The strong public sentiment that is found everywhere against obtaining money under false pretenses should apply to the Roman Catholic priests who extort money from deceived relatives for prayers and masses which they pretend will better the condition of the dead. And the church that maintains this species of dishonesty should be held in disrepute and contempt by all honest people regardless of denominational differences.

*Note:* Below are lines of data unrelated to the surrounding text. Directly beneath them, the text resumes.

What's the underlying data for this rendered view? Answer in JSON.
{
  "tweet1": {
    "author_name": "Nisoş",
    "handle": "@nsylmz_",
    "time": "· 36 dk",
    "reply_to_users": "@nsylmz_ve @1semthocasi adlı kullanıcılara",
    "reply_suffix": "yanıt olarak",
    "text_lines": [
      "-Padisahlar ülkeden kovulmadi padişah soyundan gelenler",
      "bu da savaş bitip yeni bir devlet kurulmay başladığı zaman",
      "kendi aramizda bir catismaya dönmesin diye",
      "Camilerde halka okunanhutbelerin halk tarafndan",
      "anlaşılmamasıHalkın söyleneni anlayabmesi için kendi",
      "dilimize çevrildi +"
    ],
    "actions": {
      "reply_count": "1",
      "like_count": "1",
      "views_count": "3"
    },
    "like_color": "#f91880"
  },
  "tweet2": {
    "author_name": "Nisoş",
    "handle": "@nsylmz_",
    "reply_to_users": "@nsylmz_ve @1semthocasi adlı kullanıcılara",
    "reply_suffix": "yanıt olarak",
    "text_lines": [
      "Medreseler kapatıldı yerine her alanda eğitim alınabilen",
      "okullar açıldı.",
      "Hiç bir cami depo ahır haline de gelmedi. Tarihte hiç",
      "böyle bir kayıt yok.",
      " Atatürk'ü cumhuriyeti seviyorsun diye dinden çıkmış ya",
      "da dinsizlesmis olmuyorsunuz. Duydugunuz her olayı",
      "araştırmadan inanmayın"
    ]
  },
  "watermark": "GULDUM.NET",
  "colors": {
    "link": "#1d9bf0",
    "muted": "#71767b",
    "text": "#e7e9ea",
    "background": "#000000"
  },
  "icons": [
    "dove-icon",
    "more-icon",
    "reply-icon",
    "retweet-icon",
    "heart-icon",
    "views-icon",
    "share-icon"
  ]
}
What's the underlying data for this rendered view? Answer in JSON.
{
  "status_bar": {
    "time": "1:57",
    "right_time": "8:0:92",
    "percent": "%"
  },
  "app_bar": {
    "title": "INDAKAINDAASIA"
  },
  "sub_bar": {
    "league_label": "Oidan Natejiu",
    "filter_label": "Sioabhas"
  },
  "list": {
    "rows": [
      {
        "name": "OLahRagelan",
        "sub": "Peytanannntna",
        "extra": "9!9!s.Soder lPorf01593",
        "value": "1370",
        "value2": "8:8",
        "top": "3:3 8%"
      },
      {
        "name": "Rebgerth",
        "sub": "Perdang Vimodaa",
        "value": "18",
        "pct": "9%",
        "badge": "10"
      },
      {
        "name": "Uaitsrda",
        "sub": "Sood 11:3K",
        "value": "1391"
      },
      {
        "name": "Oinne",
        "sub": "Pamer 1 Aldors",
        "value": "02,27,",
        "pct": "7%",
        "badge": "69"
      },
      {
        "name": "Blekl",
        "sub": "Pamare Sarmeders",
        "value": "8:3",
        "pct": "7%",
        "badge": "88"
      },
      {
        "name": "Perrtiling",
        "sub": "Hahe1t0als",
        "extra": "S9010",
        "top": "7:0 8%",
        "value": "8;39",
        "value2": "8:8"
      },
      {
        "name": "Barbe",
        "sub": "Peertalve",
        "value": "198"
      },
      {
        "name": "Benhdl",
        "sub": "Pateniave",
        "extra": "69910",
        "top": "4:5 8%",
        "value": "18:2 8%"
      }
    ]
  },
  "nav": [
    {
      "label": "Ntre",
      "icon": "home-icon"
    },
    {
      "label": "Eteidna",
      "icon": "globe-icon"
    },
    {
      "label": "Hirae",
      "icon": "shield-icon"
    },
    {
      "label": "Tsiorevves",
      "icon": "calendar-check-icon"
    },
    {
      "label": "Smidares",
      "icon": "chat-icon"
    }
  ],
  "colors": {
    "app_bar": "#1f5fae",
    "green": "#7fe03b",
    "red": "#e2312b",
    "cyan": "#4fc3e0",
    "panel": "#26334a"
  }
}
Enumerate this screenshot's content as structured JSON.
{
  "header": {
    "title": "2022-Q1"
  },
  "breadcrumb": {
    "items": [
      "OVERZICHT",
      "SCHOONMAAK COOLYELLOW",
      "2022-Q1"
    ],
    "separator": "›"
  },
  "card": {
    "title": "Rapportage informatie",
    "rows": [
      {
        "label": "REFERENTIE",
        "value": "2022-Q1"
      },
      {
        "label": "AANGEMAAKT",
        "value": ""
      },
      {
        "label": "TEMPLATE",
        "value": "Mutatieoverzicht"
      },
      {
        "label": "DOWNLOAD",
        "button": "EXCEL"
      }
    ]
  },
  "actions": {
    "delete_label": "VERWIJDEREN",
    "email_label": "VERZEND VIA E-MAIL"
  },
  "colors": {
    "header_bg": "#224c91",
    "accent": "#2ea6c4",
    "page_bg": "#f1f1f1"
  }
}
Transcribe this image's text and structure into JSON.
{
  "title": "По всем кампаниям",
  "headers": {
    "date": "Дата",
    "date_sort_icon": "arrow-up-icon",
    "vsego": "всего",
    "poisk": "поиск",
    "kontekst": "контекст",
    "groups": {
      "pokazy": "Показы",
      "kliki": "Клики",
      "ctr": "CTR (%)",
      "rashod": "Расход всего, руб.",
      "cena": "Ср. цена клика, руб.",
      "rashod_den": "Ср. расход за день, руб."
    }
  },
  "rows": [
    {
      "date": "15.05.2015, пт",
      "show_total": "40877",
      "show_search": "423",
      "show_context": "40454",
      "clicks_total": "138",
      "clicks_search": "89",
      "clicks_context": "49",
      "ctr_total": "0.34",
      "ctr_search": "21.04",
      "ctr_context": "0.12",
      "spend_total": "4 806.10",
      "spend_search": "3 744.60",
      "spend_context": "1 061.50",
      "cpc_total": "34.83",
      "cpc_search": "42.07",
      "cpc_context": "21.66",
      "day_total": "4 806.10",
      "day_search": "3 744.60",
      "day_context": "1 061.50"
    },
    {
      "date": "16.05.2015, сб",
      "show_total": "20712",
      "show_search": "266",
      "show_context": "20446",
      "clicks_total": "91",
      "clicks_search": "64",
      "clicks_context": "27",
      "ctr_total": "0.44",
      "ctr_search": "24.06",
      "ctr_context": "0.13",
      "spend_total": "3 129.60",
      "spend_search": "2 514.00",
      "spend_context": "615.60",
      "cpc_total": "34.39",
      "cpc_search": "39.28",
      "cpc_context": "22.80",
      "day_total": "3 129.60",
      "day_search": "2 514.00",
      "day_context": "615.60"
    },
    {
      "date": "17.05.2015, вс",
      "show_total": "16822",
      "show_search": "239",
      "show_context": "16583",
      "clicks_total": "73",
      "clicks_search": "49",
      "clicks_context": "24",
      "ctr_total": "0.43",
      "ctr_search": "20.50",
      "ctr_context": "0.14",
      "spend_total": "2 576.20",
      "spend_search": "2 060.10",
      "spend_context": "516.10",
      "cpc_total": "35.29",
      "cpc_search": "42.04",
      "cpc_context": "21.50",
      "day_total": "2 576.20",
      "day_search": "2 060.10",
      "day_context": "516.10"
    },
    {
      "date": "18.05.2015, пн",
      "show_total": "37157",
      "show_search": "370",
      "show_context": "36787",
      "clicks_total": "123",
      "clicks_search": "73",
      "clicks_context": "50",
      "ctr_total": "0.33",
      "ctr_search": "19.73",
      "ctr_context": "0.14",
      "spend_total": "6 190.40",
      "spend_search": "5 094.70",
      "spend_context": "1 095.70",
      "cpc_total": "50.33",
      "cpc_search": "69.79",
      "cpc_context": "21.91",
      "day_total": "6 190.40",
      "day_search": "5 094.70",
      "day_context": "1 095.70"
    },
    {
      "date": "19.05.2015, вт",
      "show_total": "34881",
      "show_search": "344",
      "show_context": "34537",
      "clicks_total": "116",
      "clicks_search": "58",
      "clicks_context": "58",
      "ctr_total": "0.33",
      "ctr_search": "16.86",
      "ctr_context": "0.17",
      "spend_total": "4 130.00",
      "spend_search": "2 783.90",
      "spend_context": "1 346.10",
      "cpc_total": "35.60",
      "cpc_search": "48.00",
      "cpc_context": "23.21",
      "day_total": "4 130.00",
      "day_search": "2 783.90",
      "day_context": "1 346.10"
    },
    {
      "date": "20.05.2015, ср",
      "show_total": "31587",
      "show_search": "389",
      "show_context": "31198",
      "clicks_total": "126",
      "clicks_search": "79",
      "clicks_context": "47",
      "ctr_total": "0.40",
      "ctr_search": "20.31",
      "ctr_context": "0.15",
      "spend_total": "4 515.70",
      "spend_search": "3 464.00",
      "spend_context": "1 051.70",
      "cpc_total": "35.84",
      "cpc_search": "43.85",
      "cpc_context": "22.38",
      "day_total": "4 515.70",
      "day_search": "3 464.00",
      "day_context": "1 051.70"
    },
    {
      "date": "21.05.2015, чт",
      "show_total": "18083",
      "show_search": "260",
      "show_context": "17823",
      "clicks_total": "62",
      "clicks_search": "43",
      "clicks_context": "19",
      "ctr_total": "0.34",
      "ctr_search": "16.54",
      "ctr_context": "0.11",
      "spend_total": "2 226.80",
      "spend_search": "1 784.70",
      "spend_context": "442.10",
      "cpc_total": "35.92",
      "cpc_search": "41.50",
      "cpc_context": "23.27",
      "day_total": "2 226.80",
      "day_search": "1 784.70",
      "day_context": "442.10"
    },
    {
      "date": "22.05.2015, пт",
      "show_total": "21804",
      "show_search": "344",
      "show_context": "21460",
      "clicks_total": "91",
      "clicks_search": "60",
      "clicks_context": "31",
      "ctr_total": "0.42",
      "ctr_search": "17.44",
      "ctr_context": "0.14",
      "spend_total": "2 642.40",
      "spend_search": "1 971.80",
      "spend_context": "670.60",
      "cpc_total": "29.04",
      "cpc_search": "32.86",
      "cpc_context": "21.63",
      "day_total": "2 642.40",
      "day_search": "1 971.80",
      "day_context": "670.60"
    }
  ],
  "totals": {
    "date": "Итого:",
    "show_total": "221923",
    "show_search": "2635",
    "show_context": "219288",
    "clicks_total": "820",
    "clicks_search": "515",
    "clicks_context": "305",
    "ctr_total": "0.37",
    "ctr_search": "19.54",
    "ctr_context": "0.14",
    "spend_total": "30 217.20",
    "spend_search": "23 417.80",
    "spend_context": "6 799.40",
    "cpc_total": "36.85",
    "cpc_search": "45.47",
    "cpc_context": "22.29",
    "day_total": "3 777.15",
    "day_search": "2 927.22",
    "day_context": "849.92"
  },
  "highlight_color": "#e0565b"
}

Our conclusion, therefore, after an extensive survey of the doctrine of purgatory is that it is not in the Bible, that it is a human invention and contrary to what the Bible teaches. Redeemed souls are cleansed, not by the fires of purgatory, but by the blood of Christ and in this present life; for the Bible says, “The blood of Jesus his Son cleanses us from all sin” (1 John 1:7)—thereby eliminating once and for all any need for such a horrible place as purgatory. We do not say that any person who believes in purgatory cannot be a Christian. Experience shows that Christians as well as unbelievers sometimes are very inconsistent, that they may accept without thinking it through a doctrine or theory that is contrary to what the Bible teaches and to what their hearts know to be true. But how thankful we should be that we are not under the false teaching of a misguided church or priesthood that threatens us with the torments of purgatory, that instead we have the assurance that at death we go immedi­ately to heaven and enter into its joys.  

1 The new Roman Catholic hymnal of 1965 includes some Protestant hymns which speak of heaven.